No problem, and I couldn’t agree more. I think abortion should be legal, but that doesn’t make it not a bad situation for everyone concerned, and something to be avoided if possible.

This is not biologically or scientifically accurate. Parasites are always of a different species, with completely different DNA and a separate reproductive cycle from the host. Neither does the host’s body make many deliberate adaptations to permit the parasite to remain.

However, when one is in an unwanted pregnancy which can shatter one’s whole life (and I’ve been there twice)…it sure as heck can feel like a parasite.

The difference between “parasite” and “person” is entirely dependent on someone’s whim? Try explaining to a woman who wants to have a baby that the fetus in her is a parasite. Is it a person if it’s wanted, and a parasite if it’s not?

But that’s a matter of social acceptability, not moral acceptability. You can’t really claim as a reason not to do something that many people think you’d be wrong to; the point you’re trying to make is that something is what it is, and so opinions are pretty much meaningless to the truth of the matter.

I don’t consider education to be part of my definition of personhood; it’s more in terms of capacity rather than actual contents. Nor wealth. I would hope you have a generally higher opinion of people who disagree with you than that.
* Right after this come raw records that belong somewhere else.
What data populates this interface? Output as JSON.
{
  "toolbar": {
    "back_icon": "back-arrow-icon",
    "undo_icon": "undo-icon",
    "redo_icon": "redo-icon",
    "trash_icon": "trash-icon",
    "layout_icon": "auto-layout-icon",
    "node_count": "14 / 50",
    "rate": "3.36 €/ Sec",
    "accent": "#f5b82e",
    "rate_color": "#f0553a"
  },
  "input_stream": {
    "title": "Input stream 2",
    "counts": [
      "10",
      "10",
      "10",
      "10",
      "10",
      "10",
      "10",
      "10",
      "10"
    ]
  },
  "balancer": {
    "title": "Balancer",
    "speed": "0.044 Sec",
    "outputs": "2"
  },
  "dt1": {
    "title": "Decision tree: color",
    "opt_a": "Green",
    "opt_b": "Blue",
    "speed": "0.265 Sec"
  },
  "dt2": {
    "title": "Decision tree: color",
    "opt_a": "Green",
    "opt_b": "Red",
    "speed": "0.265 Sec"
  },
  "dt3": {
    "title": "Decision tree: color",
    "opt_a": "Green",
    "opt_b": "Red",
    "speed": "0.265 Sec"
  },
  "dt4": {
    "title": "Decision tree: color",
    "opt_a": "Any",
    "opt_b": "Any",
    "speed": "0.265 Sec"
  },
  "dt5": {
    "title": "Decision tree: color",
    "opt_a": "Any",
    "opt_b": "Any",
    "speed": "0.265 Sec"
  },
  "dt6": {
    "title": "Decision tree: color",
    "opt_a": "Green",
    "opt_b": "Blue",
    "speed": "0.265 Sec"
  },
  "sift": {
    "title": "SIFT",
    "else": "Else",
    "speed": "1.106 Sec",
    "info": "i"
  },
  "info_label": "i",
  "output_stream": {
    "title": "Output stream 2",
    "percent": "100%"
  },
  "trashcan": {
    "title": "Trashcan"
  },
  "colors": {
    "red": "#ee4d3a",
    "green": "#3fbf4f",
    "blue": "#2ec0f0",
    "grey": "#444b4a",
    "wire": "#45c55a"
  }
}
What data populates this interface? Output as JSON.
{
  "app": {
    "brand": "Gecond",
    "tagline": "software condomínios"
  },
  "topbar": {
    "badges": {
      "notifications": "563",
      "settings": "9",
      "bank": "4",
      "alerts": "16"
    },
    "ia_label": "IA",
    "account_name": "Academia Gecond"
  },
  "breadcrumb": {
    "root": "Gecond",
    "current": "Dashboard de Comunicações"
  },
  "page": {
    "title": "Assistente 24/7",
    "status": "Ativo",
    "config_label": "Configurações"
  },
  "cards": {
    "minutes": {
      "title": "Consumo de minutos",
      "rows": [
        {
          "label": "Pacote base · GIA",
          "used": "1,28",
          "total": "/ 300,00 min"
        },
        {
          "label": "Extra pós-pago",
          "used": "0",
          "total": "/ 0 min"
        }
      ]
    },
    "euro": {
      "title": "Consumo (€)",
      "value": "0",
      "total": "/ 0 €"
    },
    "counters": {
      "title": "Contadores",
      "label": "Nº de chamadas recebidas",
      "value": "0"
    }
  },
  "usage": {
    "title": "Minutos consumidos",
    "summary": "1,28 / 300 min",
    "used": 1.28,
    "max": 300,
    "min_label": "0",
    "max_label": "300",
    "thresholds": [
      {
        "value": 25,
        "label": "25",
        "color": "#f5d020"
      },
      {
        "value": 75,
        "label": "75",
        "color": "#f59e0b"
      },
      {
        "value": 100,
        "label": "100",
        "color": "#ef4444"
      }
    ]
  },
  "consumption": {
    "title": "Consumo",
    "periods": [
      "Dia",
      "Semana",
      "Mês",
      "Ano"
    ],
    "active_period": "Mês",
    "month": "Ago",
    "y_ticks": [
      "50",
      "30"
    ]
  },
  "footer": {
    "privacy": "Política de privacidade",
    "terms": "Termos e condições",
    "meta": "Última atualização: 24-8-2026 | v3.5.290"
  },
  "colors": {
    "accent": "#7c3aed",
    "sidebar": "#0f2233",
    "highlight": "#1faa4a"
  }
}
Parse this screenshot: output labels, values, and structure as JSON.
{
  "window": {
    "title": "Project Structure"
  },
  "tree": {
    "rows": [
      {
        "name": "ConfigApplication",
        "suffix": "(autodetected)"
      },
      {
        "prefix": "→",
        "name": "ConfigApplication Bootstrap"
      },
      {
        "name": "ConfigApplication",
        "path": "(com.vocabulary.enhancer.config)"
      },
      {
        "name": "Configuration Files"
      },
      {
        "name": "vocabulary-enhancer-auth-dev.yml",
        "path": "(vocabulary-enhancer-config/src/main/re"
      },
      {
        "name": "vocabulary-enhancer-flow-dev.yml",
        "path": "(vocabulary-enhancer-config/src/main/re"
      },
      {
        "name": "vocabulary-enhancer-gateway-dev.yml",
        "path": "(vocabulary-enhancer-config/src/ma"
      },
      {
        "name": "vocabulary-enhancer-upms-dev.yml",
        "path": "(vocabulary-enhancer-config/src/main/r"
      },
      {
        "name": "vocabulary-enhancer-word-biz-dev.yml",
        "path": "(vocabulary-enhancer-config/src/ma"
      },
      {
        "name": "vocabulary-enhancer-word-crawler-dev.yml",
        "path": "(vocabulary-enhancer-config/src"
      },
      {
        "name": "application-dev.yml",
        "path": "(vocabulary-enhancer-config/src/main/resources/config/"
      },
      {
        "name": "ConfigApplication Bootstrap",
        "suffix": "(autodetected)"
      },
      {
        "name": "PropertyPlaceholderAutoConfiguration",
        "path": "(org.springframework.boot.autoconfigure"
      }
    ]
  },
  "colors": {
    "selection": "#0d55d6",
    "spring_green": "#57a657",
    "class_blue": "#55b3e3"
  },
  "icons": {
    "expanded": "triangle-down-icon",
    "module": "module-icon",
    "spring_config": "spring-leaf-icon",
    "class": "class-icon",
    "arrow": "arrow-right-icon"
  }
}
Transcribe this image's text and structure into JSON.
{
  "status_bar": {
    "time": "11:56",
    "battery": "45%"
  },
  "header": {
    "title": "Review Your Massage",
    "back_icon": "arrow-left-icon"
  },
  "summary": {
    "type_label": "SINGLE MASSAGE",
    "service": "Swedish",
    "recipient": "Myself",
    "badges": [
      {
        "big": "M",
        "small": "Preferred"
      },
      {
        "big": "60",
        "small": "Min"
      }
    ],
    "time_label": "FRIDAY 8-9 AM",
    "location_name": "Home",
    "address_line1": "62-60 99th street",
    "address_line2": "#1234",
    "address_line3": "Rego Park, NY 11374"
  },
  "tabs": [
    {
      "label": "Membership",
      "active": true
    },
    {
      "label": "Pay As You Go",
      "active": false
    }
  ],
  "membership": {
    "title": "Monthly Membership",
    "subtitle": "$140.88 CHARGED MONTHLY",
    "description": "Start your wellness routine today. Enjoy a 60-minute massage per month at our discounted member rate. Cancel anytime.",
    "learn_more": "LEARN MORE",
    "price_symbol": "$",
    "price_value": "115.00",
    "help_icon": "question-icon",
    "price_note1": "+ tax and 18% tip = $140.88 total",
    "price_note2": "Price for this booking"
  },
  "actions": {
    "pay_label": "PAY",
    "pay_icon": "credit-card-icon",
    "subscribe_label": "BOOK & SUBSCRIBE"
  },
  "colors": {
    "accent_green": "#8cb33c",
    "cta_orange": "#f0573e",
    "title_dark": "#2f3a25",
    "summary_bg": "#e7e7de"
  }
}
But anyway, i’m afraid I disagree with your “essence” argument. Something is what it is. If it will become something else - but it isn’t yet - then it isn’t yet. Like you say, a ferilized frog egg is not a tadpole is not a frog. Can you name any other occasions in which we’re willing to treat things as what they will be rather than what they are? I could equally say; we’re all going to die someday. That’s even more inevitable, even more a simple matter of time, than life is. People are dead for much longer than they are alive. What would be stopping me from saying that in essence, all people are dead? It would seem to work with your argument better.

I have no such ludicrous, or ignorant notions. But I’ll say a lot of people here are speaking with authority on the matter, in a way they wouldn’t be able to back up. I don’t want to inflict my views on anyone. I knew coming in here that it would create some heat, but I’m sick of the notion, that some people need to paint the picture that fetuses are some sort of inhuman clump of flesh to make their point. Would you feel the exact same way if you did want a child, and you happened to miscarry?

Duly noted, though explaining the circumstances isn’t quite the same as asking permission.

In any case, it’s been a full generation since Roe v. Wade. A great many American women now see abortion as a right. I’m not sure how they’d react to having it taken away.